Cambiar una bombilla
Un usuario cambia una bombilla subido a una escalera. GTRES

Las viejas bombillas incandescentes dejaron de fabricarse en 2012. Desde entonces todas las bombillas que se fabrican en España son de bajo consumo. Ofrecen mejor rendimiento y se recomiendan, además de por su menor consumo, por su mayor calidad y especialmente por su intensidad luminosa.

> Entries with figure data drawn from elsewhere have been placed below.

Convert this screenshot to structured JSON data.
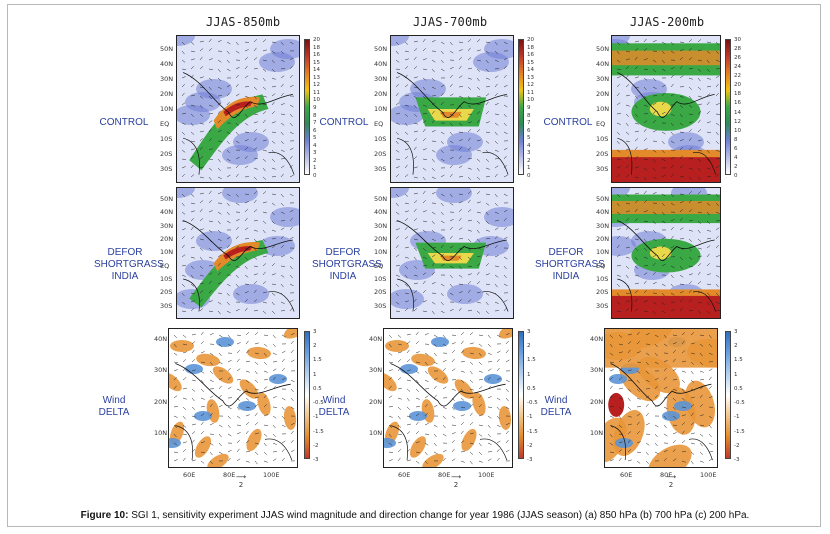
{
  "columns": [
    {
      "title": "JJAS-850mb"
    },
    {
      "title": "JJAS-700mb"
    },
    {
      "title": "JJAS-200mb"
    }
  ],
  "rows": [
    {
      "label": "CONTROL"
    },
    {
      "label": "DEFOR SHORTGRASS INDIA"
    },
    {
      "label": "Wind DELTA"
    }
  ],
  "lat_ticks_top": [
    "50N",
    "40N",
    "30N",
    "20N",
    "10N",
    "EQ",
    "10S",
    "20S",
    "30S"
  ],
  "lat_ticks_delta": [
    "40N",
    "30N",
    "20N",
    "10N"
  ],
  "lon_ticks_delta": [
    "60E",
    "80E",
    "100E"
  ],
  "ref_arrow_label": "2",
  "colorbars": {
    "850": [
      "20",
      "18",
      "16",
      "15",
      "14",
      "13",
      "12",
      "11",
      "10",
      "9",
      "8",
      "7",
      "6",
      "5",
      "4",
      "3",
      "2",
      "1",
      "0"
    ],
    "700": [
      "20",
      "18",
      "16",
      "15",
      "14",
      "13",
      "12",
      "11",
      "10",
      "9",
      "8",
      "7",
      "6",
      "5",
      "4",
      "3",
      "2",
      "1",
      "0"
    ],
    "200": [
      "30",
      "28",
      "26",
      "24",
      "22",
      "20",
      "18",
      "16",
      "14",
      "12",
      "10",
      "8",
      "6",
      "4",
      "2",
      "0"
    ],
    "delta_850": [
      "3",
      "2",
      "1.5",
      "1",
      "0.5",
      "-0.5",
      "-1",
      "-1.5",
      "-2",
      "-3"
    ],
    "delta_700": [
      "3",
      "2",
      "1.5",
      "1",
      "0.5",
      "-0.5",
      "-1",
      "-1.5",
      "-2",
      "-3"
    ],
    "delta_200": [
      "3",
      "2",
      "1.5",
      "1",
      "0.5",
      "-0.5",
      "-1",
      "-1.5",
      "-2",
      "-3"
    ]
  },
  "caption": {
    "bold": "Figure 10:",
    "text": " SGI 1, sensitivity experiment JJAS wind magnitude and direction change for year 1986 (JJAS season) (a) 850 hPa (b) 700 hPa (c) 200 hPa."
  },
  "colors": {
    "map_bg": "#dfe3f7",
    "weak": "#6f7fd6",
    "green": "#3aa845",
    "yellow": "#e8d84a",
    "orange": "#e38a2a",
    "red": "#b81f1f",
    "delta_pos": "#e8963a",
    "delta_neg": "#5b93d6"
  }
}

Como explica la OCU, la Organización de Consumidores y Usuarios, hay tres tipos de bombillas de bajo consumo: las LED, las halógenas y las fluorescentes.

LED

  • Pros: Son las más duraderas con mucha diferencia y las que menos electricidad consumen. Por eso son también las de precio más caro, aunque terminen saliendo más baratas. Tienen la ventaja añadida de que apenas tardan en dar toda su intensidad lumínica.
  • Contras: Las pegas pasan porque estas bombillas son las más nocivas para el medio ambiente (*) por la cantidad de materiales distintos que se utilizan en su fabricación.

Halógenas

  • Pros: Estas bombillas son las que mejor luz dan, con un color algo más calido que el resto y buena luminosidad. Además, apenas tardan en ofrecer toda su intensidad lumínica.
  • Contras: Duran menos que el resto, unas 2.000 horas, y que consumen bastante electricidad. Por eso, aunque su precio es bajo, terminan saliendo caras.

Fluorescentes

  • Pros: Consumen poco y son muy eficientes, aunque no tanto como las LED, y en el mercado existe mucha variedad de marcas, por lo que son muy fáciles de encontrar.
  • Contras: Tardan en lucir a su máxima potencia y reproducen mal el color, además de que se deterioran más rápidamente, sobre todo si se encienden y se apagan a menudo.

Rinden más, consumen menos y su intensidad luminosa es mayor, pero su uso varía. Por ejemplo, para los focos se deben utilizar únicamente las bombillas LED y las halógenas, ya que su luminosidad plena es casi inmediata. Para el resto de usos son más comunes las bombillas fluorescentes.


(*) Una bombilla fluorescente que se rompa liberará mercurio, una de las sustancias más tóxicas que existen. Sin embargo, según la OCU, la legislación permite un máximo de 5 mg de mercurio, pero todas las bombillas analizadas por esta organización han mostrado cantidades muy inferiores, la gran mayoría incluso por debajo de los 3,5 mg, que es el próximo tope se fijó para 2012, cuando dejaron de fabricarse bombillas incandescentes.